I'm regularly surprised† that many people have such a revelation by themselves when it's one of the most basic ways of forming knowledge and progressing towards understanding and solving problems:

> Le second [précepte], de diviser chacune des difficultés que j'examinerais, en autant de parcelles qu'il se pourrait, et qu'il serait requis pour les mieux résoudre.

> The second principle, to divide each problem I examine, in as much fragments as possible, and as required to best solve them.

— Descartes, Discours de la méthode, 1637

† "Aghast" would be a better term. My surprise is not so much aimed at people as at an education system that fails both at making people stand on the shoulders of giants and at making them able to reason on their own.

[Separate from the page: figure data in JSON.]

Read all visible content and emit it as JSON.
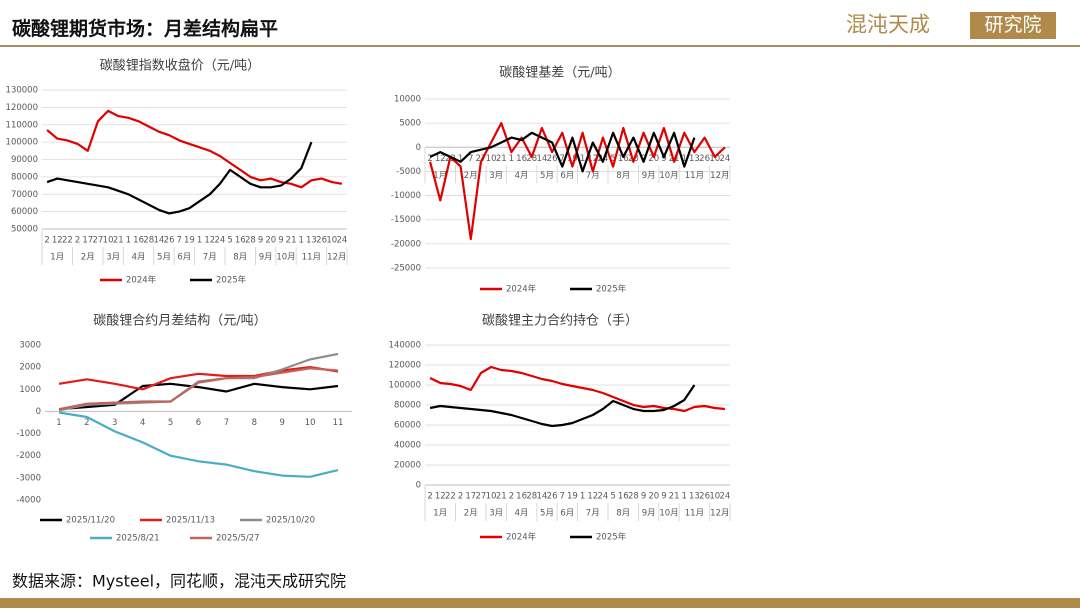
{
  "header": {
    "title": "碳酸锂期货市场：月差结构扁平",
    "logo_name": "混沌天成",
    "logo_box": "研究院"
  },
  "source": "数据来源：Mysteel，同花顺，混沌天成研究院",
  "chart_data": [
    {
      "type": "line",
      "title": "碳酸锂指数收盘价（元/吨）",
      "categories": [
        "2",
        "12",
        "22",
        "2",
        "17",
        "27",
        "10",
        "21",
        "1",
        "16",
        "28",
        "14",
        "26",
        "7",
        "19",
        "1",
        "12",
        "24",
        "5",
        "16",
        "28",
        "9",
        "20",
        "9",
        "21",
        "1",
        "13",
        "26",
        "10",
        "24"
      ],
      "x_groups": [
        {
          "label": "1月",
          "count": 3
        },
        {
          "label": "2月",
          "count": 3
        },
        {
          "label": "3月",
          "count": 2
        },
        {
          "label": "4月",
          "count": 3
        },
        {
          "label": "5月",
          "count": 2
        },
        {
          "label": "6月",
          "count": 2
        },
        {
          "label": "7月",
          "count": 3
        },
        {
          "label": "8月",
          "count": 3
        },
        {
          "label": "9月",
          "count": 2
        },
        {
          "label": "10月",
          "count": 2
        },
        {
          "label": "11月",
          "count": 3
        },
        {
          "label": "12月",
          "count": 2
        }
      ],
      "series": [
        {
          "name": "2024年",
          "color": "#e00000",
          "values": [
            107000,
            102000,
            101000,
            99000,
            95000,
            112000,
            118000,
            115000,
            114000,
            112000,
            109000,
            106000,
            104000,
            101000,
            99000,
            97000,
            95000,
            92000,
            88000,
            84000,
            80000,
            78000,
            79000,
            77000,
            76000,
            74000,
            78000,
            79000,
            77000,
            76000
          ]
        },
        {
          "name": "2025年",
          "color": "#000000",
          "values": [
            77000,
            79000,
            78000,
            77000,
            76000,
            75000,
            74000,
            72000,
            70000,
            67000,
            64000,
            61000,
            59000,
            60000,
            62000,
            66000,
            70000,
            76000,
            84000,
            80000,
            76000,
            74000,
            74000,
            75000,
            79000,
            85000,
            100000,
            null,
            null,
            null
          ]
        }
      ],
      "ylim": [
        50000,
        130000
      ],
      "yticks": [
        50000,
        60000,
        70000,
        80000,
        90000,
        100000,
        110000,
        120000,
        130000
      ],
      "grid": true,
      "legend": "bottom"
    },
    {
      "type": "line",
      "title": "碳酸锂基差（元/吨）",
      "categories": [
        "2",
        "12",
        "22",
        "1",
        "7",
        "27",
        "10",
        "21",
        "1",
        "16",
        "28",
        "14",
        "26",
        "7",
        "19",
        "1",
        "12",
        "24",
        "5",
        "16",
        "28",
        "9",
        "20",
        "9",
        "21",
        "1",
        "13",
        "26",
        "10",
        "24"
      ],
      "x_groups": [
        {
          "label": "1月",
          "count": 3
        },
        {
          "label": "2月",
          "count": 3
        },
        {
          "label": "3月",
          "count": 2
        },
        {
          "label": "4月",
          "count": 3
        },
        {
          "label": "5月",
          "count": 2
        },
        {
          "label": "6月",
          "count": 2
        },
        {
          "label": "7月",
          "count": 3
        },
        {
          "label": "8月",
          "count": 3
        },
        {
          "label": "9月",
          "count": 2
        },
        {
          "label": "10月",
          "count": 2
        },
        {
          "label": "11月",
          "count": 3
        },
        {
          "label": "12月",
          "count": 2
        }
      ],
      "series": [
        {
          "name": "2024年",
          "color": "#e00000",
          "values": [
            -3000,
            -11000,
            -2000,
            -4000,
            -19000,
            -3000,
            1000,
            5000,
            -1000,
            2000,
            -2000,
            4000,
            -1000,
            3000,
            -4000,
            3000,
            -5000,
            2000,
            -4000,
            4000,
            -3000,
            3000,
            -2000,
            4000,
            -3000,
            3000,
            -1000,
            2000,
            -2000,
            0
          ]
        },
        {
          "name": "2025年",
          "color": "#000000",
          "values": [
            -2000,
            -1000,
            -2000,
            -3000,
            -1000,
            -500,
            0,
            1000,
            2000,
            1500,
            3000,
            2000,
            1000,
            -4000,
            2000,
            -5000,
            1000,
            -3000,
            3000,
            -2000,
            2000,
            -3000,
            3000,
            -2000,
            3000,
            -4000,
            2000,
            null,
            null,
            null
          ]
        }
      ],
      "ylim": [
        -25000,
        10000
      ],
      "yticks": [
        -25000,
        -20000,
        -15000,
        -10000,
        -5000,
        0,
        5000,
        10000
      ],
      "grid": true,
      "legend": "bottom"
    },
    {
      "type": "line",
      "title": "碳酸锂合约月差结构（元/吨）",
      "categories": [
        "1",
        "2",
        "3",
        "4",
        "5",
        "6",
        "7",
        "8",
        "9",
        "10",
        "11"
      ],
      "series": [
        {
          "name": "2025/11/20",
          "color": "#000000",
          "values": [
            100,
            200,
            300,
            1150,
            1250,
            1100,
            900,
            1250,
            1100,
            1000,
            1150
          ]
        },
        {
          "name": "2025/11/13",
          "color": "#e31b1b",
          "values": [
            1250,
            1450,
            1250,
            1000,
            1500,
            1700,
            1600,
            1600,
            1850,
            2000,
            1800
          ]
        },
        {
          "name": "2025/10/20",
          "color": "#8c8c8c",
          "values": [
            50,
            300,
            350,
            400,
            450,
            1350,
            1500,
            1500,
            1900,
            2350,
            2600
          ]
        },
        {
          "name": "2025/8/21",
          "color": "#4bacc6",
          "values": [
            -50,
            -250,
            -900,
            -1400,
            -2000,
            -2250,
            -2400,
            -2700,
            -2900,
            -2950,
            -2650
          ]
        },
        {
          "name": "2025/5/27",
          "color": "#c0645a",
          "values": [
            100,
            350,
            400,
            450,
            450,
            1300,
            1500,
            1550,
            1750,
            1950,
            1850
          ]
        }
      ],
      "ylim": [
        -4000,
        3000
      ],
      "yticks": [
        -4000,
        -3000,
        -2000,
        -1000,
        0,
        1000,
        2000,
        3000
      ],
      "grid": false,
      "legend": "bottom"
    },
    {
      "type": "line",
      "title": "碳酸锂主力合约持仓（手）",
      "categories": [
        "2",
        "12",
        "22",
        "2",
        "17",
        "27",
        "10",
        "21",
        "2",
        "16",
        "28",
        "14",
        "26",
        "7",
        "19",
        "1",
        "12",
        "24",
        "5",
        "16",
        "28",
        "9",
        "20",
        "9",
        "21",
        "1",
        "13",
        "26",
        "10",
        "24"
      ],
      "x_groups": [
        {
          "label": "1月",
          "count": 3
        },
        {
          "label": "2月",
          "count": 3
        },
        {
          "label": "3月",
          "count": 2
        },
        {
          "label": "4月",
          "count": 3
        },
        {
          "label": "5月",
          "count": 2
        },
        {
          "label": "6月",
          "count": 2
        },
        {
          "label": "7月",
          "count": 3
        },
        {
          "label": "8月",
          "count": 3
        },
        {
          "label": "9月",
          "count": 2
        },
        {
          "label": "10月",
          "count": 2
        },
        {
          "label": "11月",
          "count": 3
        },
        {
          "label": "12月",
          "count": 2
        }
      ],
      "series": [
        {
          "name": "2024年",
          "color": "#e00000",
          "values": [
            107000,
            102000,
            101000,
            99000,
            95000,
            112000,
            118000,
            115000,
            114000,
            112000,
            109000,
            106000,
            104000,
            101000,
            99000,
            97000,
            95000,
            92000,
            88000,
            84000,
            80000,
            78000,
            79000,
            77000,
            76000,
            74000,
            78000,
            79000,
            77000,
            76000
          ]
        },
        {
          "name": "2025年",
          "color": "#000000",
          "values": [
            77000,
            79000,
            78000,
            77000,
            76000,
            75000,
            74000,
            72000,
            70000,
            67000,
            64000,
            61000,
            59000,
            60000,
            62000,
            66000,
            70000,
            76000,
            84000,
            80000,
            76000,
            74000,
            74000,
            75000,
            79000,
            85000,
            100000,
            null,
            null,
            null
          ]
        }
      ],
      "ylim": [
        0,
        140000
      ],
      "yticks": [
        0,
        20000,
        40000,
        60000,
        80000,
        100000,
        120000,
        140000
      ],
      "grid": true,
      "legend": "bottom"
    }
  ]
}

That's a fairly ungenerous interpretation. It's very much possible to know, on an intellectual level, that it's useful to split up a problem into its component parts so as to get a grip on it, but that doesn't mean you're actually going to do it or have formed a habit to do it. And perhaps education can help there, but actually being faced with a big problem and finding out that without approaching it step by step you're going to get nowhere, seems like a pretty good way to internalize that lesson too.


> actually being faced with a big problem and finding out that without approaching it step by step you're going to get nowhere, seems like a pretty good way to internalize that lesson too.

This is what I mean by "education", not just being made to learn by rote a seemingly random quote, but being effectively trained into leveraging its core principles.


It took me two solid afternoons of work to determine this. I just had such a mental block to the whole concept. I think I was also just used to being able to hold an entire project in my head so it was new to me to have so many large projects that most of it started to pour out of my ears. Here's an embarrassing blog post about it. http://dammitcoetzee.com/2014/05/overwhelming-task-managemen...


Education is becoming more and more results-driven. Well, at least in the UK.

Tests and standardisation don't leave much room for meaningful development. Children and young adults here are prepped to recite textbook answers to pass exams, rather than build a good understanding of things. Last-minute cramming wins out.

We don't foster concepts like autonomous learning (breaking problems down, recognising where the limits of your knowledge lie), critical thinking.